Though of course, Karen's connection is largely that of any number of colonialists who have spent time in Africa. She's mad when there doesn't appear to be land for the tribe who has lived where her plantation is for who knows how long, but at the same time, she thinks of them as "her" tribesmen. She lived in Africa for less than twenty years, if I'm doing my math right, and I don't think she ever learned the language of the people living on her land. She relies on Farah (Malick Bowens) to translate for her. Oh, I think she's right to make sure that the children have an education and that there is proper medicine available. However, I also think that she mostly isolates herself in a world of Europeans. There are three or four Africans with whom she connects, but she sheds all those connections at the end of the film. I believe she really loved Africa, but I think, as she did with Denys, that she loved it without really knowing it. She loved her idea of Africa as much as the real continent.
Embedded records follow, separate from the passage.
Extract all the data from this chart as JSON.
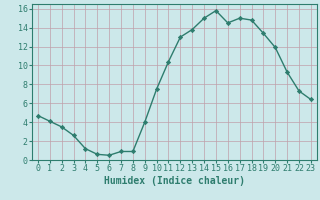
{
  "x": [
    0,
    1,
    2,
    3,
    4,
    5,
    6,
    7,
    8,
    9,
    10,
    11,
    12,
    13,
    14,
    15,
    16,
    17,
    18,
    19,
    20,
    21,
    22,
    23
  ],
  "y": [
    4.7,
    4.1,
    3.5,
    2.6,
    1.2,
    0.6,
    0.5,
    0.9,
    0.9,
    4.0,
    7.5,
    10.4,
    13.0,
    13.8,
    15.0,
    15.8,
    14.5,
    15.0,
    14.8,
    13.4,
    11.9,
    9.3,
    7.3,
    6.4
  ],
  "xlabel": "Humidex (Indice chaleur)",
  "xlim": [
    -0.5,
    23.5
  ],
  "ylim": [
    0,
    16.5
  ],
  "yticks": [
    0,
    2,
    4,
    6,
    8,
    10,
    12,
    14,
    16
  ],
  "xticks": [
    0,
    1,
    2,
    3,
    4,
    5,
    6,
    7,
    8,
    9,
    10,
    11,
    12,
    13,
    14,
    15,
    16,
    17,
    18,
    19,
    20,
    21,
    22,
    23
  ],
  "line_color": "#2e7d6e",
  "marker": "D",
  "marker_size": 2.2,
  "bg_color": "#cce8ea",
  "grid_color": "#c0a0aa",
  "axis_color": "#2e7d6e",
  "label_color": "#2e7d6e",
  "tick_color": "#2e7d6e",
  "xlabel_fontsize": 7,
  "tick_fontsize": 6,
  "line_width": 1.0
}
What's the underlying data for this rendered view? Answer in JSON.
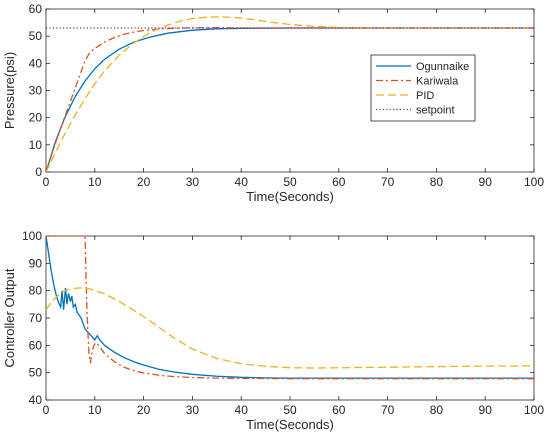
{
  "chart_data": [
    {
      "type": "line",
      "xlabel": "Time(Seconds)",
      "ylabel": "Pressure(psi)",
      "xlim": [
        0,
        100
      ],
      "ylim": [
        0,
        60
      ],
      "xticks": [
        0,
        10,
        20,
        30,
        40,
        50,
        60,
        70,
        80,
        90,
        100
      ],
      "yticks": [
        0,
        10,
        20,
        30,
        40,
        50,
        60
      ],
      "grid": false,
      "legend_position": "right-middle",
      "series": [
        {
          "name": "Ogunnaike",
          "color": "#0072BD",
          "dash": "solid",
          "x": [
            0,
            2,
            4,
            6,
            8,
            10,
            12,
            15,
            18,
            21,
            25,
            30,
            35,
            40,
            50,
            60,
            70,
            80,
            90,
            100
          ],
          "y": [
            0,
            11.5,
            20.6,
            27.8,
            33.5,
            38,
            41.5,
            45.2,
            47.8,
            49.5,
            51.1,
            52.2,
            52.7,
            52.9,
            53,
            53,
            53,
            53,
            53,
            53
          ]
        },
        {
          "name": "Kariwala",
          "color": "#D95319",
          "dash": "dashdot",
          "x": [
            0,
            2,
            4,
            6,
            8,
            9,
            10,
            12,
            14,
            16,
            18,
            20,
            23,
            26,
            30,
            35,
            40,
            50,
            60,
            70,
            80,
            90,
            100
          ],
          "y": [
            0,
            11,
            21,
            31,
            41,
            44,
            45.5,
            47.8,
            49.5,
            50.7,
            51.5,
            52.1,
            52.6,
            52.9,
            53.1,
            53.1,
            53,
            53,
            53,
            53,
            53,
            53,
            53
          ]
        },
        {
          "name": "PID",
          "color": "#EDB120",
          "dash": "dashed",
          "x": [
            0,
            2,
            4,
            6,
            8,
            10,
            12,
            15,
            18,
            21,
            24,
            27,
            30,
            33,
            36,
            39,
            42,
            45,
            50,
            55,
            60,
            70,
            80,
            90,
            100
          ],
          "y": [
            0,
            7.5,
            14.5,
            21,
            27,
            32.5,
            37.2,
            43,
            47.5,
            51,
            53.5,
            55.3,
            56.5,
            57,
            57.1,
            56.8,
            56.2,
            55.4,
            54.3,
            53.6,
            53.2,
            53,
            53,
            53,
            53
          ]
        },
        {
          "name": "setpoint",
          "color": "#7E2F8E",
          "dash": "dotted",
          "x": [
            0,
            100
          ],
          "y": [
            53,
            53
          ]
        }
      ]
    },
    {
      "type": "line",
      "xlabel": "Time(Seconds)",
      "ylabel": "Controller Output",
      "xlim": [
        0,
        100
      ],
      "ylim": [
        40,
        100
      ],
      "xticks": [
        0,
        10,
        20,
        30,
        40,
        50,
        60,
        70,
        80,
        90,
        100
      ],
      "yticks": [
        40,
        50,
        60,
        70,
        80,
        90,
        100
      ],
      "grid": false,
      "series": [
        {
          "color": "#0072BD",
          "dash": "solid",
          "x": [
            0,
            1,
            1.5,
            2,
            2.5,
            3,
            3.3,
            3.6,
            4,
            4.3,
            4.6,
            5,
            5.3,
            5.6,
            6,
            6.4,
            6.8,
            7.2,
            7.6,
            8,
            8.5,
            9,
            9.5,
            10,
            10.5,
            11,
            12,
            14,
            16,
            18,
            20,
            23,
            26,
            30,
            35,
            40,
            45,
            50,
            60,
            70,
            80,
            90,
            100
          ],
          "y": [
            100,
            88,
            83,
            79,
            76,
            74,
            80,
            73,
            81,
            75,
            79,
            76,
            78,
            74,
            75,
            72,
            71,
            70,
            68,
            66,
            65,
            64,
            63,
            62,
            63.5,
            62,
            60,
            57.5,
            55.5,
            54,
            52.8,
            51.3,
            50.3,
            49.4,
            48.7,
            48.3,
            48.1,
            48,
            48,
            48,
            48,
            48,
            48
          ]
        },
        {
          "color": "#D95319",
          "dash": "dashdot",
          "x": [
            0,
            8,
            8.4,
            8.8,
            9.1,
            9.4,
            9.8,
            10.3,
            11,
            12,
            14,
            16,
            18,
            20,
            23,
            26,
            30,
            35,
            40,
            50,
            60,
            70,
            80,
            90,
            100
          ],
          "y": [
            100,
            100,
            72,
            57,
            53.5,
            57,
            60,
            61,
            59.5,
            57,
            54,
            52,
            50.7,
            49.9,
            49.1,
            48.6,
            48.2,
            48,
            47.9,
            47.8,
            47.8,
            47.8,
            47.8,
            47.8,
            47.8
          ]
        },
        {
          "color": "#EDB120",
          "dash": "dashed",
          "x": [
            0,
            1,
            2,
            3,
            4,
            5,
            6,
            7,
            8,
            9,
            10,
            12,
            14,
            16,
            18,
            20,
            23,
            26,
            30,
            35,
            40,
            45,
            50,
            55,
            60,
            70,
            80,
            90,
            100
          ],
          "y": [
            73,
            75.5,
            77.5,
            79,
            80,
            80.6,
            80.9,
            81,
            80.9,
            80.6,
            80.1,
            78.8,
            77,
            75,
            72.8,
            70.5,
            66.8,
            63,
            58.6,
            55.2,
            53.3,
            52.3,
            51.8,
            51.7,
            51.8,
            52,
            52.2,
            52.4,
            52.5
          ]
        }
      ]
    }
  ]
}
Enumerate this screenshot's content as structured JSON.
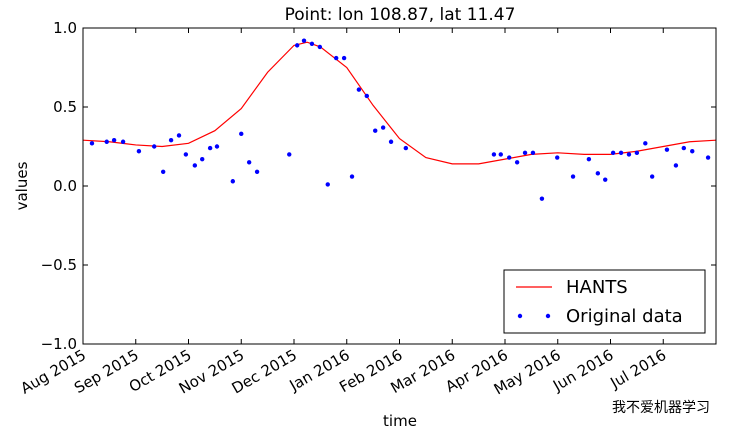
{
  "chart_data": {
    "type": "line",
    "title": "Point: lon 108.87, lat 11.47",
    "xlabel": "time",
    "ylabel": "values",
    "watermark": "我不爱机器学习",
    "xlim": [
      0,
      12
    ],
    "xticks": [
      {
        "value": 0,
        "label": "Aug 2015"
      },
      {
        "value": 1,
        "label": "Sep 2015"
      },
      {
        "value": 2,
        "label": "Oct 2015"
      },
      {
        "value": 3,
        "label": "Nov 2015"
      },
      {
        "value": 4,
        "label": "Dec 2015"
      },
      {
        "value": 5,
        "label": "Jan 2016"
      },
      {
        "value": 6,
        "label": "Feb 2016"
      },
      {
        "value": 7,
        "label": "Mar 2016"
      },
      {
        "value": 8,
        "label": "Apr 2016"
      },
      {
        "value": 9,
        "label": "May 2016"
      },
      {
        "value": 10,
        "label": "Jun 2016"
      },
      {
        "value": 11,
        "label": "Jul 2016"
      }
    ],
    "ylim": [
      -1,
      1
    ],
    "yticks": [
      {
        "value": -1,
        "label": "−1.0"
      },
      {
        "value": -0.5,
        "label": "−0.5"
      },
      {
        "value": 0,
        "label": "0.0"
      },
      {
        "value": 0.5,
        "label": "0.5"
      },
      {
        "value": 1,
        "label": "1.0"
      }
    ],
    "grid": false,
    "legend": "lower right",
    "series": [
      {
        "name": "HANTS",
        "type": "line",
        "color": "#ff0000",
        "x": [
          0,
          0.5,
          1,
          1.5,
          2,
          2.5,
          3,
          3.5,
          4,
          4.25,
          4.5,
          5,
          5.5,
          6,
          6.5,
          7,
          7.5,
          8,
          8.5,
          9,
          9.5,
          10,
          10.5,
          11,
          11.5,
          12
        ],
        "values": [
          0.29,
          0.28,
          0.26,
          0.25,
          0.27,
          0.35,
          0.49,
          0.72,
          0.89,
          0.91,
          0.88,
          0.75,
          0.51,
          0.3,
          0.18,
          0.14,
          0.14,
          0.17,
          0.2,
          0.21,
          0.2,
          0.2,
          0.22,
          0.25,
          0.28,
          0.29
        ]
      },
      {
        "name": "Original data",
        "type": "scatter",
        "color": "#0000ff",
        "x": [
          0.17,
          0.45,
          0.59,
          0.76,
          1.06,
          1.35,
          1.52,
          1.67,
          1.82,
          1.95,
          2.12,
          2.26,
          2.41,
          2.54,
          2.84,
          3.0,
          3.15,
          3.3,
          3.91,
          4.06,
          4.19,
          4.34,
          4.49,
          4.64,
          4.8,
          4.95,
          5.1,
          5.23,
          5.38,
          5.54,
          5.69,
          5.84,
          6.12,
          7.79,
          7.92,
          8.08,
          8.23,
          8.38,
          8.53,
          8.7,
          8.99,
          9.29,
          9.59,
          9.76,
          9.9,
          10.05,
          10.2,
          10.35,
          10.5,
          10.66,
          10.79,
          11.07,
          11.24,
          11.39,
          11.55,
          11.85
        ],
        "values": [
          0.27,
          0.28,
          0.29,
          0.28,
          0.22,
          0.25,
          0.09,
          0.29,
          0.32,
          0.2,
          0.13,
          0.17,
          0.24,
          0.25,
          0.03,
          0.33,
          0.15,
          0.09,
          0.2,
          0.89,
          0.92,
          0.9,
          0.88,
          0.01,
          0.81,
          0.81,
          0.06,
          0.61,
          0.57,
          0.35,
          0.37,
          0.28,
          0.24,
          0.2,
          0.2,
          0.18,
          0.15,
          0.21,
          0.21,
          -0.08,
          0.18,
          0.06,
          0.17,
          0.08,
          0.04,
          0.21,
          0.21,
          0.2,
          0.21,
          0.27,
          0.06,
          0.23,
          0.13,
          0.24,
          0.22,
          0.18
        ]
      }
    ]
  }
}
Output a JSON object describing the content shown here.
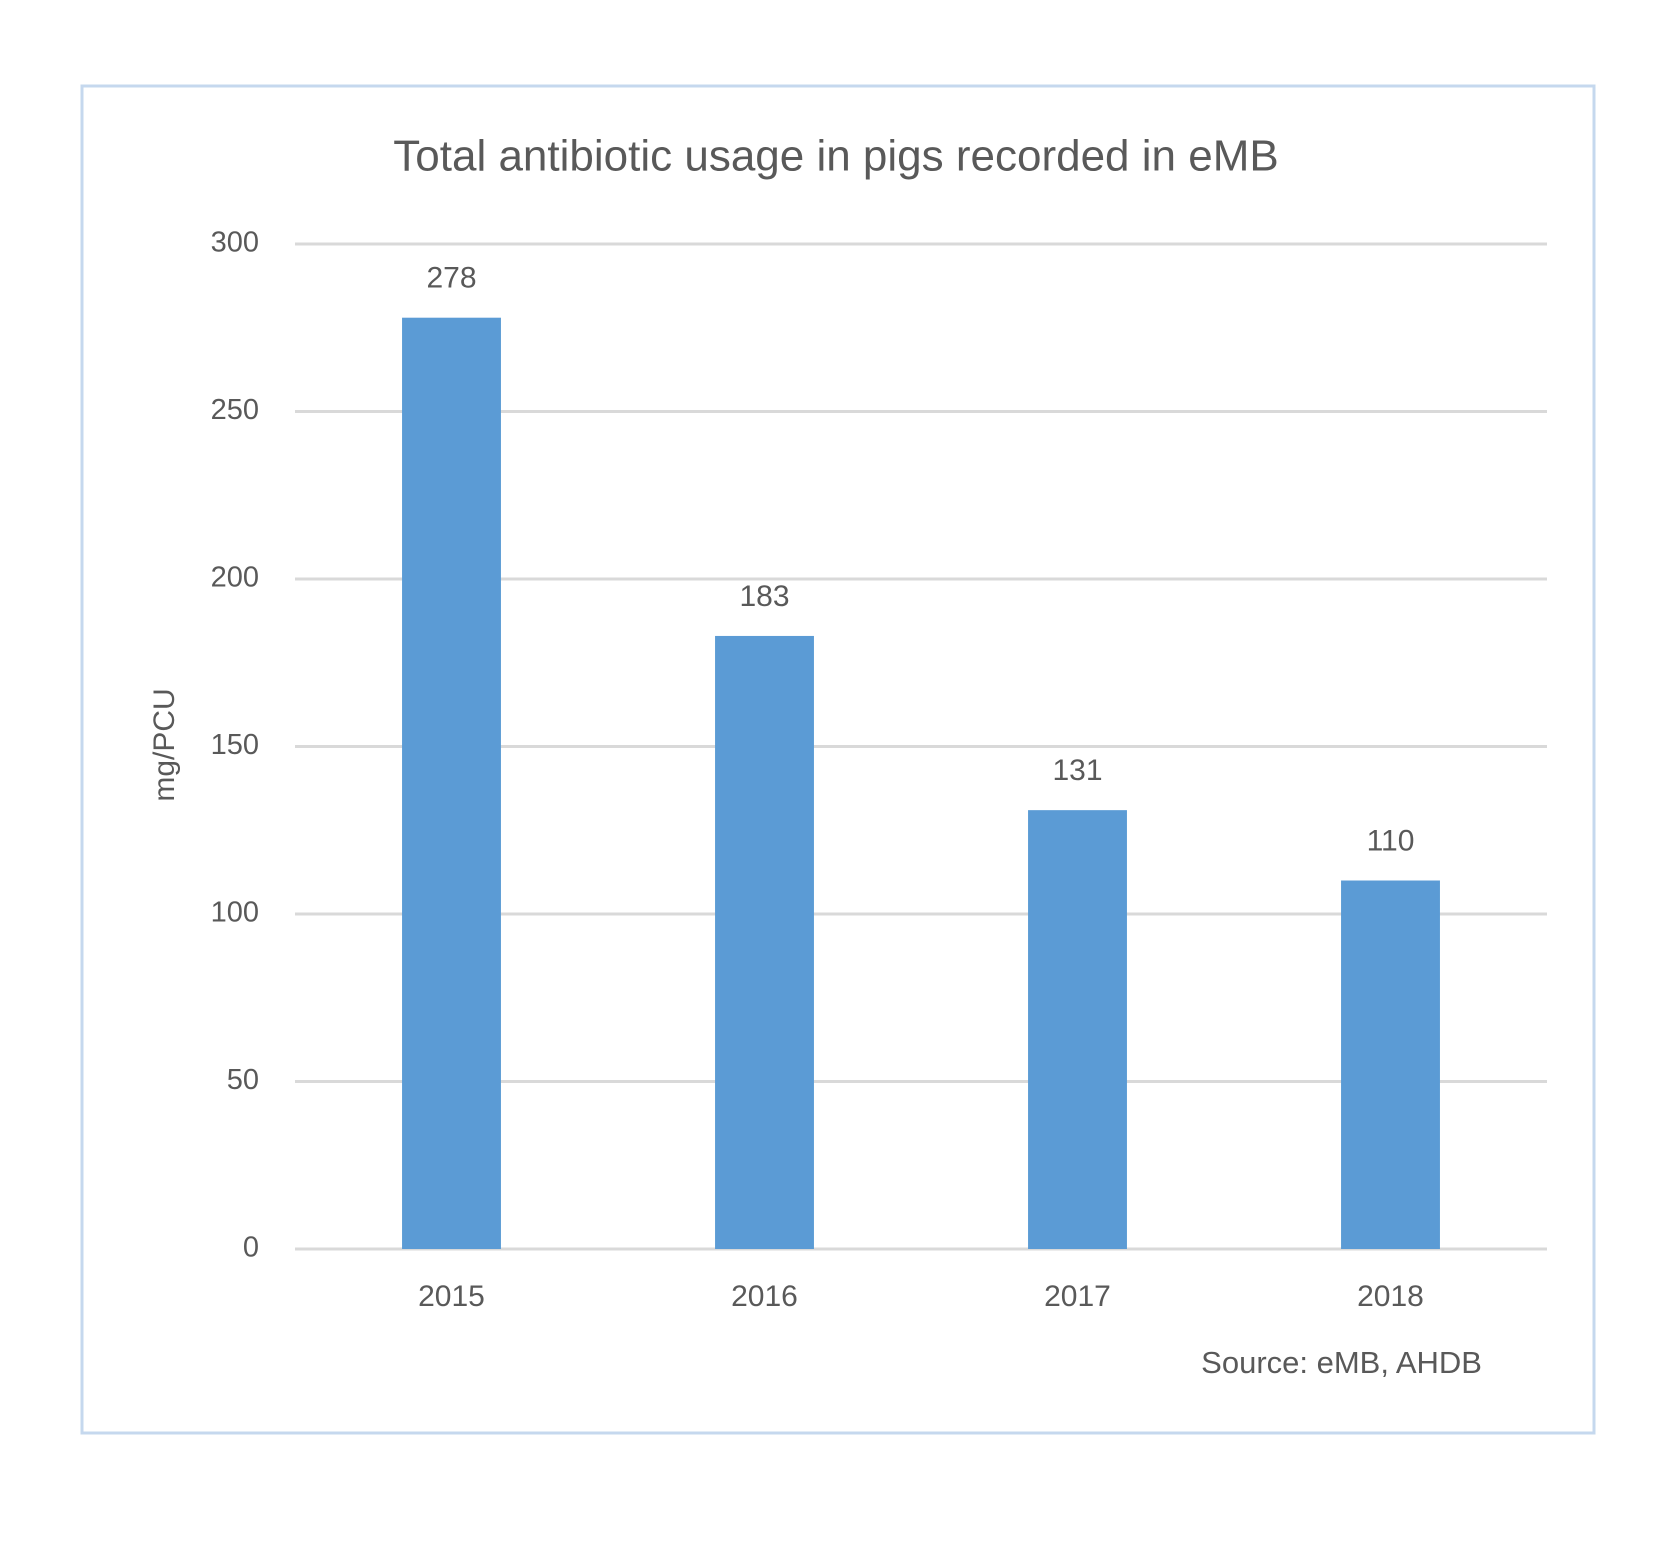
{
  "chart_data": {
    "type": "bar",
    "title": "Total antibiotic usage in pigs recorded in eMB",
    "y_label": "mg/PCU",
    "source": "Source: eMB, AHDB",
    "categories": [
      "2015",
      "2016",
      "2017",
      "2018"
    ],
    "values": [
      278,
      183,
      131,
      110
    ],
    "color": "#5b9bd5",
    "ylim": [
      0,
      300
    ],
    "yticks": [
      0,
      50,
      100,
      150,
      200,
      250,
      300
    ],
    "grid": true,
    "data_labels": true
  }
}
Which is not to say, of course, that the Africa shown in the film isn't truly beautiful. The scene where Denys takes Karen for a flight is stunning whenever the main characters aren't actually onscreen. (When they are, it's clear that we're watching bad optics work.) The music seems heavily inspired by the Romantic composers, but the lyrical ones. Not the bombastic ones. Sort of a Debussy kind of feel. (And, no, I don't like it anywhere near as much as the earthier score with a dozen credited composers for The Color Purple.) The costumes are fine, though they do fail my "I can costume that" criteria for a deserving Oscar winner. (It's the only category Ran won.) However, the movie doesn't inspire me to run out and read the books of Karen Blixen, and it certainly doesn't change my opinion of Meryl Streep. She's sort of stumbling through trying to look both sexy and ethereal, and I don't think she succeeds. It is just possible, however, that I am prejudiced on that point.